Naka, the first research site is a time bound space that manifests itself during the morning when day wage workers gather to find employment. Shah explores the naka through a gendered lens, looking at women’s differential access to workspaces and the implications of seeking employment at the naka as a woman. The complexity of women’s employment at the naka is characterized by the unstated rule that contractors hire women who are willing to provide sex. Thus, the concept of “normalizing gaze” which takes for granted that all female wage workers at the naka are sexually available becomes one of the highlights of the book.
A commuter street located near a railway station is the second research site. Shah documents migrant women from rural areas, who come to Mumbai to do sex work on the street and utilize its anonymity. The women engage in agricultural labor and daily wage labor in villages, while sex work is seen as a subsidiary income generation strategy. Unlike the naka, sex work is openly solicited and negotiated on the street. Moral policing by middle-class residents and merchants on the street, police violence, and meagre earnings mark the lives of the migrant street sex workers. Therefore, one frequently comes across the notion of “izzat” (honor) and its felt subsequent loss due to engagement in sex work within woman’s narratives.
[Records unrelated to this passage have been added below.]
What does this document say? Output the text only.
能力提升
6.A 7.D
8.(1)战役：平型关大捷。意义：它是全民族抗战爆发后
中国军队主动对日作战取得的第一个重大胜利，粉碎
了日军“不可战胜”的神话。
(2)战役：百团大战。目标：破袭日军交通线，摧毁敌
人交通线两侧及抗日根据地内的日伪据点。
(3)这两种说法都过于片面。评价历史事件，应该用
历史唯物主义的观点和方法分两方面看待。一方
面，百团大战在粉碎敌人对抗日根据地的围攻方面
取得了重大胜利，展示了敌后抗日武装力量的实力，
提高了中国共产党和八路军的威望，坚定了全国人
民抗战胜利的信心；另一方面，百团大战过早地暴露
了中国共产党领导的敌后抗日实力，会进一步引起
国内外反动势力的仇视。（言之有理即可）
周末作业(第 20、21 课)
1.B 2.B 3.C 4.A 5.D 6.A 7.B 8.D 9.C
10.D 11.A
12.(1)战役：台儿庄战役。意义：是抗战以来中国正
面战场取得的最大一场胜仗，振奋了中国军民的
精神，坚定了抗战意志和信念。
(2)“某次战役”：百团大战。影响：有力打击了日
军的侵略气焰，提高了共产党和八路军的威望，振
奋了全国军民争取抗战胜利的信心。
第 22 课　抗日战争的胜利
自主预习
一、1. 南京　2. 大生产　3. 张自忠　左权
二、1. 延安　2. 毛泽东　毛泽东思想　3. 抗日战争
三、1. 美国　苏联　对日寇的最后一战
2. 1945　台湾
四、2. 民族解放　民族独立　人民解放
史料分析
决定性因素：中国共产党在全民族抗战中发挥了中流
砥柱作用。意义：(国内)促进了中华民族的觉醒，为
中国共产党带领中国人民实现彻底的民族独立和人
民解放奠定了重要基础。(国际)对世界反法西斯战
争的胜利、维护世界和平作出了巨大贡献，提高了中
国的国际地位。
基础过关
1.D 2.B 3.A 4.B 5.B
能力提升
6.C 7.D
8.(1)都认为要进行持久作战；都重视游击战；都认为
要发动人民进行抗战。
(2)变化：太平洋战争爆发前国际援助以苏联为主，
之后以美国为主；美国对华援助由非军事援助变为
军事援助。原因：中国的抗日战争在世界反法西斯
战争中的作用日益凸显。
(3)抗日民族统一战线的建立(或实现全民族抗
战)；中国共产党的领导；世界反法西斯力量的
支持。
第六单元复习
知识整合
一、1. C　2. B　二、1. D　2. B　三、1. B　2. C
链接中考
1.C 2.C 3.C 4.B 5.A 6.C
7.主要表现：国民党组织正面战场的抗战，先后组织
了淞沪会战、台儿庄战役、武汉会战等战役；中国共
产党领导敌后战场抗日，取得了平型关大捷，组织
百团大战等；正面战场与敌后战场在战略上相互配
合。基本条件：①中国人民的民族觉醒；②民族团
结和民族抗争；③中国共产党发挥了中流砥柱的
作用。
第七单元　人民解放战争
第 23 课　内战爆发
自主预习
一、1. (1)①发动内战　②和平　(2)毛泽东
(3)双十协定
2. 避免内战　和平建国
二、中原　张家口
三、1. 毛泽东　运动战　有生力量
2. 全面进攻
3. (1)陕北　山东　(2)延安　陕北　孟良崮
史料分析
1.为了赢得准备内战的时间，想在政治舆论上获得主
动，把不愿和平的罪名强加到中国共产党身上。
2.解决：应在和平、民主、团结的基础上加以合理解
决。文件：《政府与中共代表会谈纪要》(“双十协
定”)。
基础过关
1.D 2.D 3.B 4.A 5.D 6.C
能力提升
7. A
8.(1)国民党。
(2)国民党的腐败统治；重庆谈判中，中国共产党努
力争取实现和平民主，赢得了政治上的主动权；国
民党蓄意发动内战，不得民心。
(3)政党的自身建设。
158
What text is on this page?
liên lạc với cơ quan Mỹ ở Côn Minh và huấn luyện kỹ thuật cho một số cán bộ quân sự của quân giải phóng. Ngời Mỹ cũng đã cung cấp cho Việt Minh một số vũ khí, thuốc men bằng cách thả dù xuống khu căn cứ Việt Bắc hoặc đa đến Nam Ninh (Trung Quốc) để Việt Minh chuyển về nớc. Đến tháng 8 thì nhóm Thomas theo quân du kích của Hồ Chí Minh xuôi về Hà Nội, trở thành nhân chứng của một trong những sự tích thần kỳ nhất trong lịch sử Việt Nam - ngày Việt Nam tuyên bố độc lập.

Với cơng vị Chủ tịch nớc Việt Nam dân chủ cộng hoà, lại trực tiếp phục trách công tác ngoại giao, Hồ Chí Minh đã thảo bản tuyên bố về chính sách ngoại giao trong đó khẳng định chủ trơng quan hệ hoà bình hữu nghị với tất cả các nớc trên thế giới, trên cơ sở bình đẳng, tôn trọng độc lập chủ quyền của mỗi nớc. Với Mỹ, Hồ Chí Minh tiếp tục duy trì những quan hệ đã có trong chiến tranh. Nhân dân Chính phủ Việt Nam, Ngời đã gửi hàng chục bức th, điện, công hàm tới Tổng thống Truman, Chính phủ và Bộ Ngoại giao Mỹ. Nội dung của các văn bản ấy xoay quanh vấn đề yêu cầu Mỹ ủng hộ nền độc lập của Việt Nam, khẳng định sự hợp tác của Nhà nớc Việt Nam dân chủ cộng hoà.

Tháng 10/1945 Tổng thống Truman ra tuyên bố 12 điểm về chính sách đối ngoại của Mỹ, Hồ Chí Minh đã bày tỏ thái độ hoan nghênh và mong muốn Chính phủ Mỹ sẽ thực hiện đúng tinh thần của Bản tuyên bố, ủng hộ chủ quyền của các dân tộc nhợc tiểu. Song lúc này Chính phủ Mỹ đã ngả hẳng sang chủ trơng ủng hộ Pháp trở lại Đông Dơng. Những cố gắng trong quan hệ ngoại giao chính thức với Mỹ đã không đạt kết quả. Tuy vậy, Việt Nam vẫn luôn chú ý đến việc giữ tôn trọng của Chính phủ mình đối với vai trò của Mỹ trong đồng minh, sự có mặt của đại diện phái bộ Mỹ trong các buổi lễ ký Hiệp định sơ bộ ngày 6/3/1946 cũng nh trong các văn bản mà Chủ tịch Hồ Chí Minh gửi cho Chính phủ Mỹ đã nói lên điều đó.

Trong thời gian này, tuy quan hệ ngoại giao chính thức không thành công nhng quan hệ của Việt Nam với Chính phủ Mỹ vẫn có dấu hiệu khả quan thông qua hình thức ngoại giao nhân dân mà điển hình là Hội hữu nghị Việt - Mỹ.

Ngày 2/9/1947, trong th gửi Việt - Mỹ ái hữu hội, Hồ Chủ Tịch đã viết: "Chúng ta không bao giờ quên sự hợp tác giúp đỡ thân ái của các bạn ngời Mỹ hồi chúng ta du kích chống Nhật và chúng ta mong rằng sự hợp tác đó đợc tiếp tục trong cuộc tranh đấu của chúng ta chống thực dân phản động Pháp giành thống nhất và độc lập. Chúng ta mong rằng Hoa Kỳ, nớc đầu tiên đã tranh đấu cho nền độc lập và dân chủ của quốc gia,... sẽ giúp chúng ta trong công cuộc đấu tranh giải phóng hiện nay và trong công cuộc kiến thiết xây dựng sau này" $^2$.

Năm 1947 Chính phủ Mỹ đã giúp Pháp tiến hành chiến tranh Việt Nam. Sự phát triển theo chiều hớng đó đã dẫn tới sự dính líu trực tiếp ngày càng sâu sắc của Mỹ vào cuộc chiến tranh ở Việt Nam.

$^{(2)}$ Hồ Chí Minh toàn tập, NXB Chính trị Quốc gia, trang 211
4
The third ethnographic site is Kamathipura, a red-light district since colonial times. Shah argues that once violence is disintegrated from prostitution, then the red-light district can be imagined as a zone where sex workers organize for work and agitate against the excesses of clients, pimps, and police. Shah documents how sex work has gone underground due to the demolition of slums, legal criminalization, and the growing interest of real estate developers in red-light districts. The temporality of residential spaces and the ever-present threat of demolition and displacement characterize the lives of participants in all three research sites.
Shah has filled a gap in gender studies and labor studies by the ethnographic study of a “hidden population,” which was until now either ignored or underrepresented in academia. She takes us beyond the “choice” vis-à-vis “force” paradigm and explores sexual commerce as negotiation for daily survival. The book makes a contribution to the sociology of everyday life by documenting the daily patterns of women in sexual commerce. However, the ethnographic study could have benefited from interviews with stakeholders like contractors, merchants, and police personnel, making it richer. The book is a must read for scholars of gendered labor, sexual labor, and women’s ethnography. Most importantly, the book will be an enriching read for anyone interested in women’s studies.